Key Drivers for AI Adoption
There is no doubt that artificial intelligence (AI) is shaping the future of the financial services industry, both globally and here in South Africa. For banks and merchants, the question is not whether they should implement these technologies, but how they can strategically leverage them to gain a competitive edge.
The primary drivers for AI adoption are enhancing efficiency, mitigating fraud, and providing more tailored services to a competitive market.

More Than Technology
Balancing AI with Holistic Strategies for Fraud Prevention
AI and machine learning algorithms are being used to analyse vast datasets in real-time.

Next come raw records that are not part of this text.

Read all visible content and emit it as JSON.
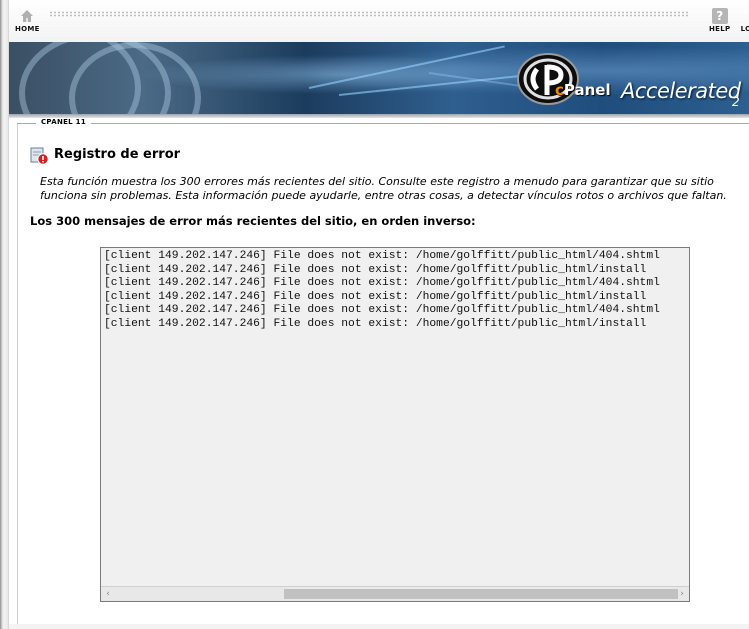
{
  "nav": {
    "home_label": "HOME",
    "help_label": "HELP",
    "logout_label": "LO",
    "help_glyph": "?"
  },
  "banner": {
    "brand_name": "Panel",
    "brand_prefix": "c",
    "brand_tagline": "Accelerated",
    "brand_version": "2"
  },
  "section": {
    "label": "CPANEL 11"
  },
  "page": {
    "title": "Registro de error",
    "description": "Esta función muestra los 300 errores más recientes del sitio. Consulte este registro a menudo para garantizar que su sitio funciona sin problemas. Esta información puede ayudarle, entre otras cosas, a detectar vínculos rotos o archivos que faltan.",
    "log_heading": "Los 300 mensajes de error más recientes del sitio, en orden inverso:"
  },
  "log": {
    "lines": [
      "[client 149.202.147.246] File does not exist: /home/golffitt/public_html/404.shtml",
      "[client 149.202.147.246] File does not exist: /home/golffitt/public_html/install",
      "[client 149.202.147.246] File does not exist: /home/golffitt/public_html/404.shtml",
      "[client 149.202.147.246] File does not exist: /home/golffitt/public_html/install",
      "[client 149.202.147.246] File does not exist: /home/golffitt/public_html/404.shtml",
      "[client 149.202.147.246] File does not exist: /home/golffitt/public_html/install"
    ],
    "scroll_left": "‹",
    "scroll_right": "›"
  },
  "icons": {
    "home": "home-icon",
    "help": "help-icon",
    "page": "error-log-icon"
  },
  "colors": {
    "brand_orange": "#f08a00",
    "banner_blue": "#1f4d7d"
  }
}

This allows for the identification of anomalous transaction patterns that would be imperceptible to humans, significantly reducing financial losses for both the banks and their customers.
However, using AI is not a silver bullet. Effective fraud prevention requires a multi-pronged strategy: combining customer education, strong compliance frameworks, and collaboration with regulators with the practical use of new technology.

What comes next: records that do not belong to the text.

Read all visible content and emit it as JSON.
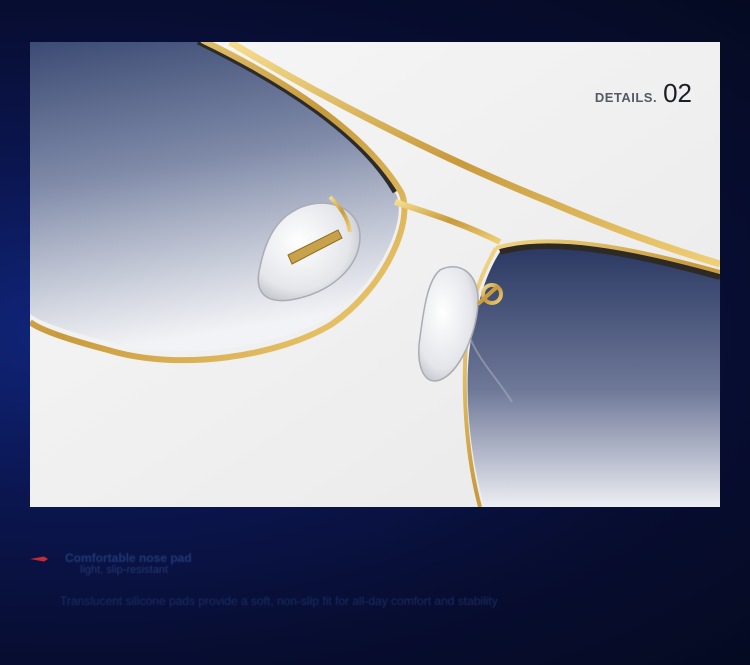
{
  "image": {
    "subject": "sunglasses-closeup",
    "colors": {
      "background_accent": "#10257a",
      "frame_gold": "#d9b35a",
      "lens_tint": "#2a3c68",
      "highlight": "#f3f3f3",
      "accent_red": "#c62a32"
    }
  },
  "details": {
    "label": "DETAILS.",
    "number": "02"
  },
  "caption": {
    "line1": "Comfortable nose pad",
    "line2": "light, slip-resistant",
    "line3": "Translucent silicone pads provide a soft, non-slip fit for all-day comfort and stability"
  }
}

AI Dominates Financial Fraud Detection
There are numerous conversations about AI’s role and immediate applications in fraud detection and risk management.
As of December 2024, 71% of financial institutions use some form of AI or machine learning for fraud detection.

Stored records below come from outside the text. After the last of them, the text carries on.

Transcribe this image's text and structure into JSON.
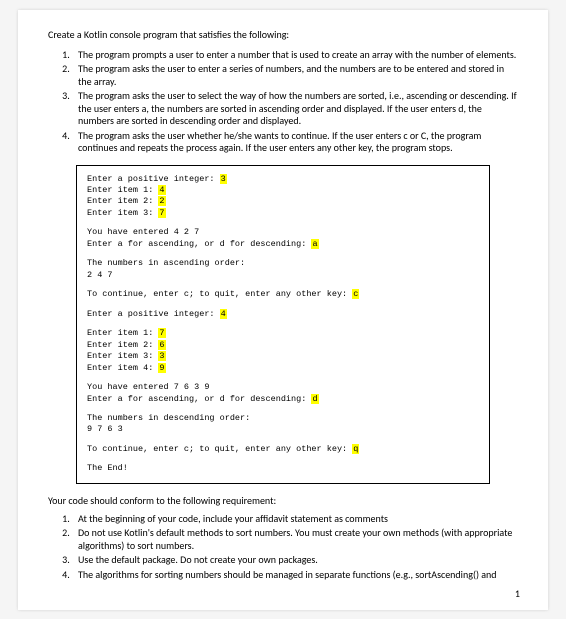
{
  "intro": "Create a Kotlin console program that satisfies the following:",
  "requirements": [
    "The program prompts a user to enter a number that is used to create an array with the number of elements.",
    "The program asks the user to enter a series of numbers, and the numbers are to be entered and stored in the array.",
    "The program asks the user to select the way of how the numbers are sorted, i.e., ascending or descending. If the user enters a, the numbers are sorted in ascending order and displayed. If the user enters d, the numbers are sorted in descending order and displayed.",
    "The program asks the user whether he/she wants to continue. If the user enters c or C, the program continues and repeats the process again. If the user enters any other key, the program stops."
  ],
  "console": {
    "run1": {
      "prompt_size": "Enter a positive integer: ",
      "size_val": "3",
      "item1": "Enter item 1: ",
      "item1_val": "4",
      "item2": "Enter item 2: ",
      "item2_val": "2",
      "item3": "Enter item 3: ",
      "item3_val": "7",
      "entered": "You have entered 4 2 7",
      "sort_prompt": "Enter a for ascending, or d for descending: ",
      "sort_val": "a",
      "sorted_label": "The numbers in ascending order:",
      "sorted_vals": "2 4 7",
      "cont_prompt": "To continue, enter c; to quit, enter any other key: ",
      "cont_val": "c"
    },
    "run2": {
      "prompt_size": "Enter a positive integer: ",
      "size_val": "4",
      "item1": "Enter item 1: ",
      "item1_val": "7",
      "item2": "Enter item 2: ",
      "item2_val": "6",
      "item3": "Enter item 3: ",
      "item3_val": "3",
      "item4": "Enter item 4: ",
      "item4_val": "9",
      "entered": "You have entered 7 6 3 9",
      "sort_prompt": "Enter a for ascending, or d for descending: ",
      "sort_val": "d",
      "sorted_label": "The numbers in descending order:",
      "sorted_vals": "9 7 6 3",
      "cont_prompt": "To continue, enter c; to quit, enter any other key: ",
      "cont_val": "q",
      "end": "The End!"
    }
  },
  "follow_intro": "Your code should conform to the following requirement:",
  "follow_reqs": [
    "At the beginning of your code, include your affidavit statement as comments",
    "Do not use Kotlin's default methods to sort numbers. You must create your own methods (with appropriate algorithms) to sort numbers.",
    "Use the default package. Do not create your own packages.",
    "The algorithms for sorting numbers should be managed in separate functions (e.g., sortAscending() and"
  ],
  "page_number": "1"
}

AI's Role in Streamlining Compliance and Regulatory Reporting
One of the key roles AI can play in this multi-layered approach is in enhancing compliance and reporting.
By automating transaction monitoring, AI can ensure faster and more accurate reporting to regulatory bodies.
By streamlining processes like compliance checks and regulatory reporting, it is possible to reduce costs and improve accuracy.
Unlocking Customer Value Through Data and AI
Another significant area of AI application lies in customer engagement and personalisation.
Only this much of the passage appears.